Ayağa kalkmayın; Hemen bütün yokuşlarda selede kaldığınız sürece daha hızlı ve daha verimli yol alırsınız. Ayağa kalkmak, bacaklarınıza, kollarınıza ve sırtınıza fazladan yük bindirerek daha çok oksijen ve enerji harcanmasına yol açar. Ancak yine de çok uzun yokuşların orta yerinde ayağa kalkarak çevirelecek bir-kaç pedal, kaslardaki yorgunluğun hafifletilmesine yardımcı olabilir. Ayrıca çok dik yokuşlarda bisikletinizin, dengeyi sağlayamayacak kadar yavaşlamasını engellemek için ayağa kalkmanız gerekebilir. İkisinden birini seçme şansınız varsa, selede kalın.
Gidonu boğmayın; Yokuş çıkarken süratiniz oldukça düşük olduğu için gidonu çok sıkı tutmanın bir gereği olmadığı gibi böyle bir tutuş, kol kaslarınızı boş yere yorar. Baş parmaklarınızı gidonun üstünde tutun. Böylece unutup tekrar gidonu sıkmaya başlamanızı önlersiniz. Tabii, engebeli bir çıkışta gidon tutuşunuz daha sağlam olmalıdır.
Fazla zıplamayın; Kimileri yokuş çıkarken vücudun üst kısmının olabildiğince sabit kalması gerektiğini öğütlerler. Vücuda sağa sola yalpalatmak , yukarı aşağı zıplatmak anlamsızdır. Gereksiz yere fazla hareket etmenin enerji kaybına neden olacağı doğrudur, ancak vücudu hiç kıpırdatmadan tutmaya çalışmak da hızınızı yavaşlatır. En iyisi, doğal olmaktır, bırakın vücudunuz kendi salınım ritmini kendisi bulsun.
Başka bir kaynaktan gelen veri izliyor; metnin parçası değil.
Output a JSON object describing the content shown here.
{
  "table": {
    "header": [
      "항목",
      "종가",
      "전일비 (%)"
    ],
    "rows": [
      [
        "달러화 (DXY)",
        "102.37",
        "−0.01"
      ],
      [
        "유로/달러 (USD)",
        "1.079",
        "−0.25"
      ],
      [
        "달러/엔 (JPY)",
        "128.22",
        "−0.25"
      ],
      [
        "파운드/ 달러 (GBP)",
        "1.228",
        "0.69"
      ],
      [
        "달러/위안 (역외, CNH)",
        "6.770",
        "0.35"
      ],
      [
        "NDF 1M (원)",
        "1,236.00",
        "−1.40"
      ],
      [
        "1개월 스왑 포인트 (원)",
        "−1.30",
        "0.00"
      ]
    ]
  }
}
Nefesinizi düzenleyin; Yokuşların zorlayıcı etkisi karşısında deneyimsiz bisikletçilerin nefeslerini tutma eğiliminde oldukları görülmüştür. Oysa, yokuşlar oksijene en fazla ihtiyaç duyulan yerlerdir. Tırmanışın ritmine uygun bir şekilde ağız ve burun yoluyla nefes alıp, kuvvetli bir şekilde ağızdan vermek en doğrusudur. Bu, aynı zamanda çene ve boyun kaslarının kasılıp yorulmalarını da önler.
Kalpiye kayışlarınızı (pedal bağları) sıkın; (SPD'nin olmadığı zamanlarda yazmışım demek bu yazıyı..)
Ayaklarınızın pedallara sıkı sıkıya bağlı olması, kendinizi daha güçlü hissedip pedallara sadece basarken değil, aynı zamanda yukarıya çekerken de kuvvet aktarmanızı sağlar. Ayaklarınızın pedallardan kayması da tamamen imkansızlaşır. Uzun bir yokuşa yaklaşırken kalpiye kayışlarınızı sıkın ve yokuşu çıktıktan sonra da tekrar rahat ettiğiniz ölçüde gevşetin.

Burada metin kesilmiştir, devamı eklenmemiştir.